According to the New York Blood Center, winter is a difficult time to collect blood, because planned vacations and cold weather inhibit people’s motivation to donate. Someone in the United States needs blood every two seconds, according to the American Red Cross. Cancer patients, trauma patients, sickle cell patients, burn patients, organ transplant patients and those with chronic diseases all need donated blood.

Wong has been rescuing cats in her neighborhood since 2018, and it all started with a black cat with white toes that she named Mittens. From then on, she encouraged her whole family to get involved. She fed Mittens milk and cat food, and one day she had kittens.

“Then I realized there was growth within the cat population within Elmont, and I thought, we definitely need to help these kitties,” Wong said. “I didn’t like the state that they were in.”
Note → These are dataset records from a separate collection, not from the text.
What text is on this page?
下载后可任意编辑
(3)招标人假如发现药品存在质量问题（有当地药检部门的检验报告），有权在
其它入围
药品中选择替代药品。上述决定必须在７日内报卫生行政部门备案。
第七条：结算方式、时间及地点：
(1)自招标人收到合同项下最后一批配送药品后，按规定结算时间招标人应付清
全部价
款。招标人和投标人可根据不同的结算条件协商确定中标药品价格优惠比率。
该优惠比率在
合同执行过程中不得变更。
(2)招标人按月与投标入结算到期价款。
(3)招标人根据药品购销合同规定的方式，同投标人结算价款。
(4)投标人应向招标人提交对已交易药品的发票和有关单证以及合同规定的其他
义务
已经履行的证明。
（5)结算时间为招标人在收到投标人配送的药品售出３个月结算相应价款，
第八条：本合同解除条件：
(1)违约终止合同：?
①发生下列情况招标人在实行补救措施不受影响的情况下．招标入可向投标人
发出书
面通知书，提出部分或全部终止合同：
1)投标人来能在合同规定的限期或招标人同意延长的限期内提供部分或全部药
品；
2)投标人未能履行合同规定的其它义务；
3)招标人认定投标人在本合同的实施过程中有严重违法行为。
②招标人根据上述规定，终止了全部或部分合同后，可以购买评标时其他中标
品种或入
She even asked her father to build a shelter outside so stray cats had a place to go in cold weather. Tiffany and her dad have helped at least a dozen stray cats in the past five years, but it’s a bit tricky to catch them. She believes that spaying and neutering them is essential.

“As an animal lover myself, it really breaks my heart to see animals in pain or struggling throughout the community,” Wong said. “Especially knowing that I can put my best foot forward and help them have a better life.”

Last August, Wong represented Elmont at the Miss New York Teen USA Pageant, and was named first runner-up.

“I truly love my community, and I will do my best to further contribute and do what I can to make it as beautiful as I see it,” she said.

At the high school, Wong is a captain of the track and cheerleading teams, a member of the Key Club and the Mock Trial Club, and a member of national senior, Mu Alpha Theta and Rho Kappa Social Studies honor societies. She is also vice president of Leading Ladies, in which she and others help young women of color to find themselves and expand their knowledge of other people’s experiences and how those experiences may affect them in their daily lives.

She will be recognized for her community service at the Nassau Board of Cooperative Education Services’ Education Partners Awards Gala on May 7. She was nominated for the honor by Elmont Parent Teacher Student Association President Lynette Battle and Assemblywoman Michaelle Solages.

Battle describes Wong as “out front and present” in Elmont. “She is very active inside school and out,” Battle said. “She is very visible in the community, and she is a role model to a lot of kids.”

Wong said she is honored to have the opportunity to represent her community at the gala. “I’m truly thankful for this opportunity,” she said, “and I hope to further expand upon my talent and my knowledge of education and continue to give back to the Elmont community.”